Department of Small Animal Diseases and Clinic, Institute of Veterinary Medicine, Warsaw University of Life Sciences, Nowoursynowska 159c, 02-776 Warsaw, Poland.
Int J Mol Sci. 2021 Mar 31;22(7):3639. doi: 10.3390/ijms22073639.
Osteosarcoma (OSA) represents the most common bone tumor in dogs. The malignancy is highly aggressive, and most of the dogs die due to metastasis, especially to the lungs. The metastatic process is complex and consists of several main steps. Assessment of the molecular mechanisms of metastasis requires in vitro and especially in vivo studies for a full evaluation of the process. The molecular and biological resemblance of canine OSA to its human counterpart enables the utilization of dogs as a spontaneous model of this disease in humans. The aim of the present review article is to summarize the knowledge of genes and proteins, including , signal transducer and activator of transcription 3 (STAT3), Snail2, ezrin, phosphorylated ezrin-radixin-moesin (p-ERM), hepatocyte growth factor-scatter factor (HGF-SF), epidermal growth factor receptor (EGFR), miR-9, and miR-34a, that are proven, by in vitro and/or in vivo studies, to be potentially involved in the metastatic cascade of canine OSA. The determination of molecular targets of metastatic disease may enhance the development of new therapeutic strategies.

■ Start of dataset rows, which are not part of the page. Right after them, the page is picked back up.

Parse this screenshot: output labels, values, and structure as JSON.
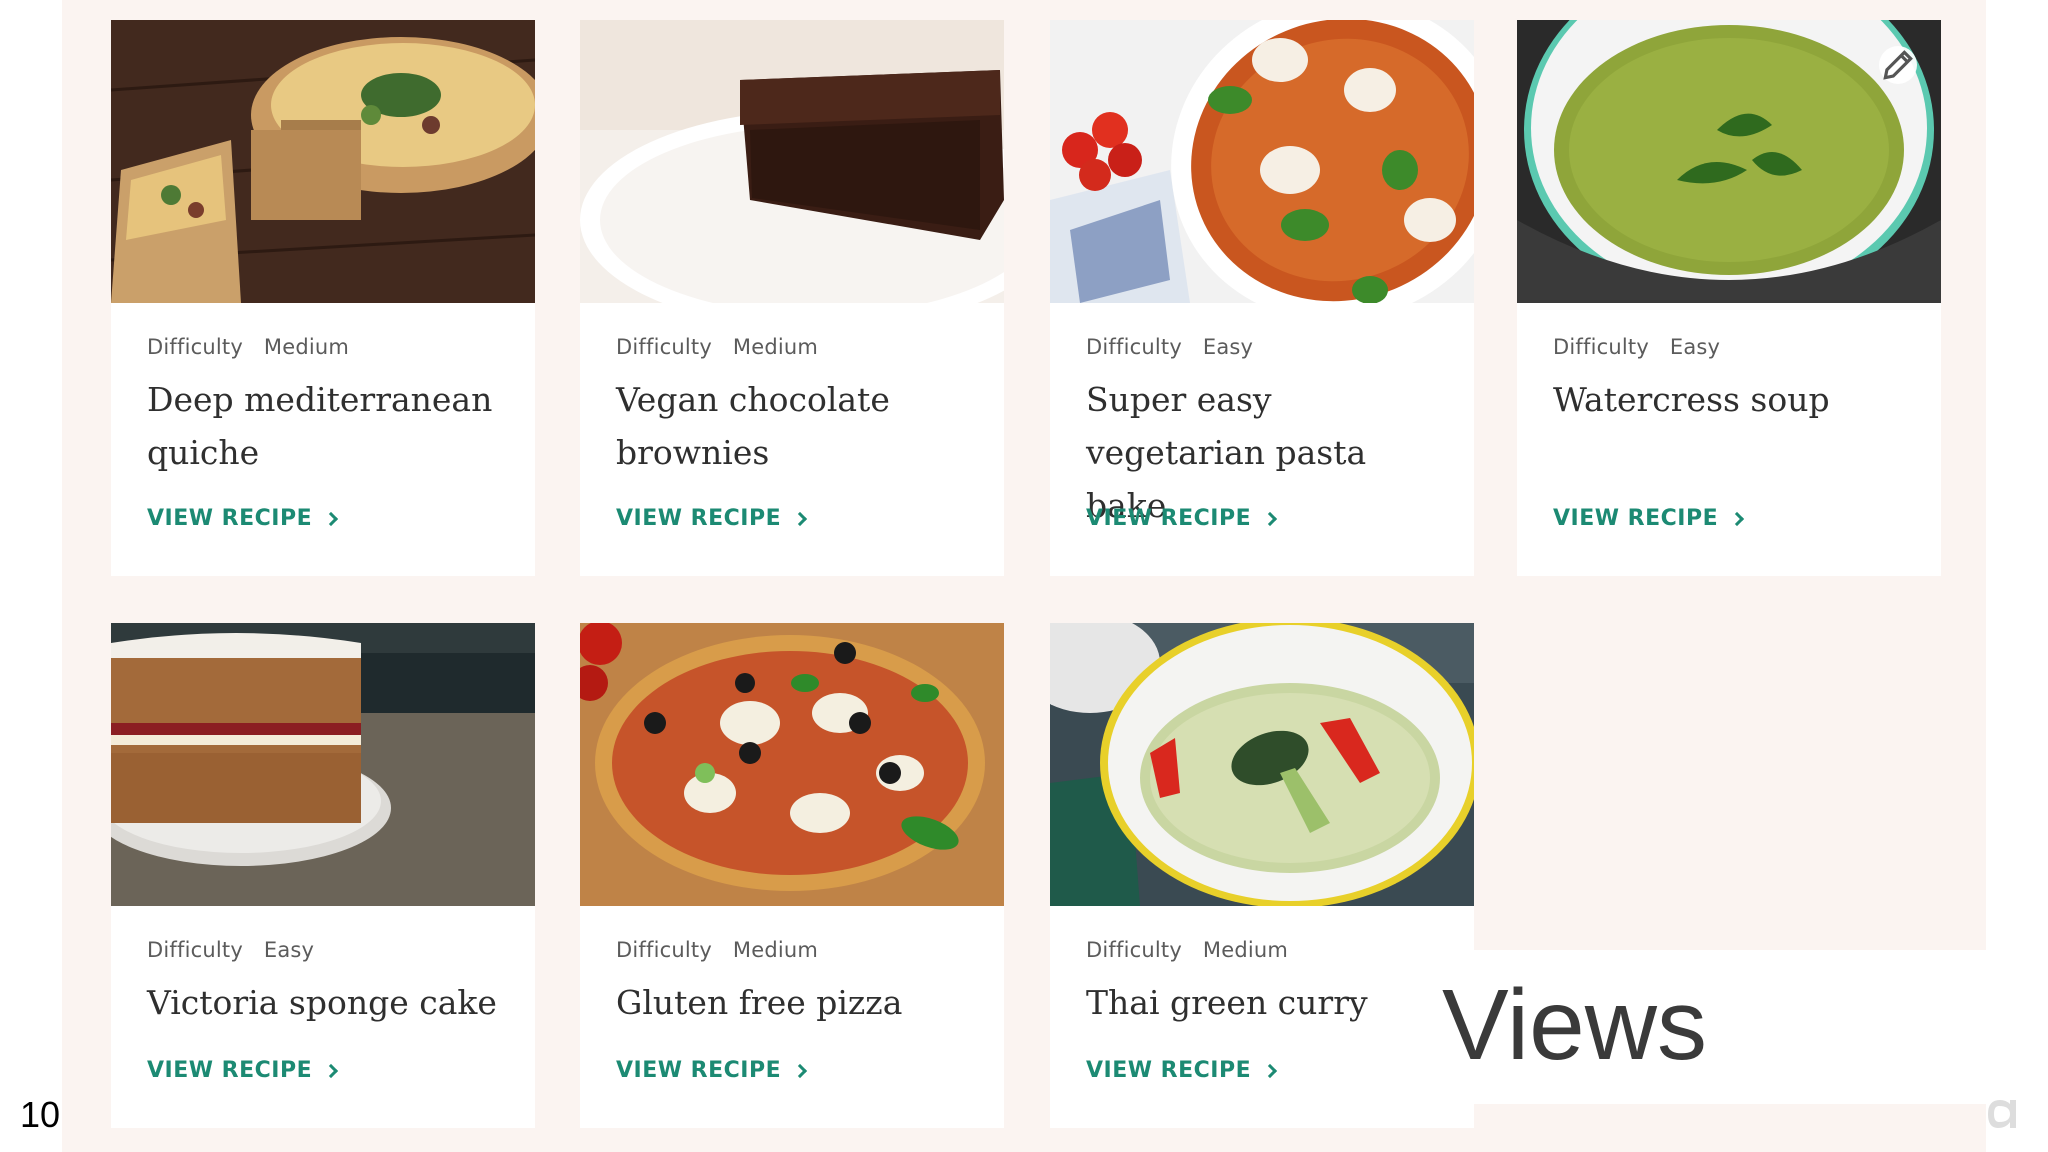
{
  "recipes": [
    {
      "difficulty_label": "Difficulty",
      "difficulty": "Medium",
      "title": "Deep mediterranean quiche",
      "cta": "VIEW RECIPE",
      "image": "quiche-photo"
    },
    {
      "difficulty_label": "Difficulty",
      "difficulty": "Medium",
      "title": "Vegan chocolate brownies",
      "cta": "VIEW RECIPE",
      "image": "brownie-photo"
    },
    {
      "difficulty_label": "Difficulty",
      "difficulty": "Easy",
      "title": "Super easy vegetarian pasta bake",
      "cta": "VIEW RECIPE",
      "image": "pasta-bake-photo"
    },
    {
      "difficulty_label": "Difficulty",
      "difficulty": "Easy",
      "title": "Watercress soup",
      "cta": "VIEW RECIPE",
      "image": "soup-photo"
    },
    {
      "difficulty_label": "Difficulty",
      "difficulty": "Easy",
      "title": "Victoria sponge cake",
      "cta": "VIEW RECIPE",
      "image": "sponge-cake-photo"
    },
    {
      "difficulty_label": "Difficulty",
      "difficulty": "Medium",
      "title": "Gluten free pizza",
      "cta": "VIEW RECIPE",
      "image": "pizza-photo"
    },
    {
      "difficulty_label": "Difficulty",
      "difficulty": "Medium",
      "title": "Thai green curry",
      "cta": "VIEW RECIPE",
      "image": "curry-photo"
    }
  ],
  "overlay": {
    "views_label": "Views",
    "slide_number": "10"
  },
  "colors": {
    "accent": "#1c8a73",
    "page_background": "#fbf4f1",
    "card_background": "#ffffff"
  },
  "icons": {
    "edit": "pencil-icon",
    "cta": "chevron-right-icon"
  }
}
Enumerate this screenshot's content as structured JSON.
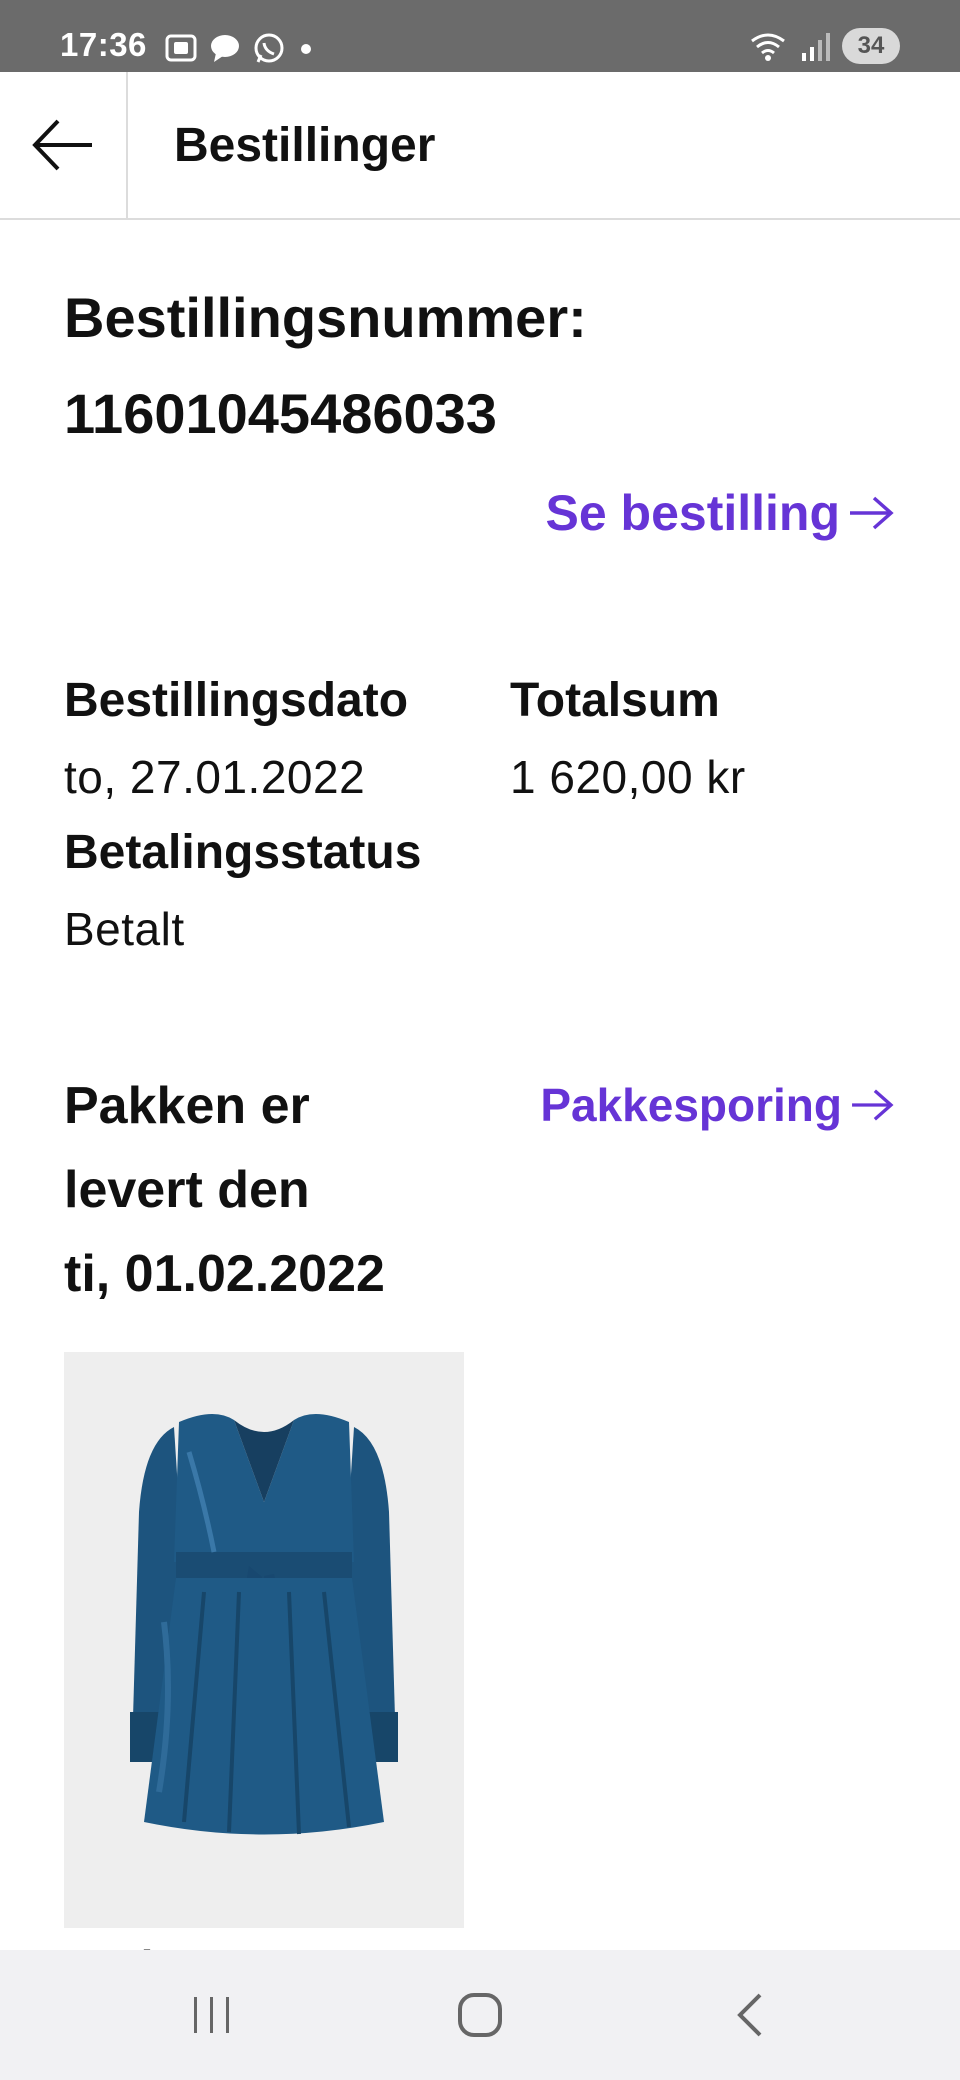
{
  "status_bar": {
    "time": "17:36",
    "battery": "34",
    "left_icons": [
      "screenshot-icon",
      "chat-bubble-icon",
      "whatsapp-icon",
      "dot-icon"
    ],
    "right_icons": [
      "wifi-icon",
      "signal-icon",
      "battery-icon"
    ]
  },
  "header": {
    "title": "Bestillinger",
    "back_icon": "arrow-left-icon"
  },
  "order": {
    "number_label": "Bestillingsnummer:",
    "number": "11601045486033",
    "see_order_link": "Se bestilling",
    "order_date_label": "Bestillingsdato",
    "order_date": "to, 27.01.2022",
    "total_label": "Totalsum",
    "total": "1 620,00 kr",
    "payment_status_label": "Betalingsstatus",
    "payment_status": "Betalt"
  },
  "delivery": {
    "line1": "Pakken er",
    "line2": "levert den",
    "line3": "ti, 01.02.2022",
    "tracking_link": "Pakkesporing"
  },
  "product": {
    "image": "blue-wrap-dress-image",
    "name_partial": "Springr"
  },
  "nav_bar": {
    "buttons": [
      "recent-apps-icon",
      "home-icon",
      "back-icon"
    ]
  },
  "colors": {
    "link": "#6634d6",
    "status_bar": "#6b6b6b",
    "nav_bar": "#f1f1f3",
    "dress": "#1f5a86"
  }
}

骨肉瘤(OSA)是犬最常见的骨肿瘤。这种恶性肿瘤具有高度侵袭性,大多数狗因转移而死亡,尤其是肺部转移。转移过程复杂,由几个主要步骤组成。评估转移的分子机制需要进行体外,特别是体内研究,以全面评估该过程。犬骨肉瘤与其人类对应物在分子和生物学上的相似性使得可以利用狗作为人类这种疾病的自发性模型。本文综述的目的是总结基因和蛋白质的知识,包括信号转导和转录激活因子 3(STAT3)、Snail2、ezrin、磷酸化 ezrin-radixin-moesin(p-ERM)、肝细胞生长因子-分散因子(HGF-SF)、表皮生长因子受体(EGFR)、miR-9 和 miR-34a,这些基因和蛋白质已被体外和/或体内研究证明可能参与犬骨肉瘤的转移级联反应。确定转移性疾病的分子靶点可能会增强新治疗策略的开发。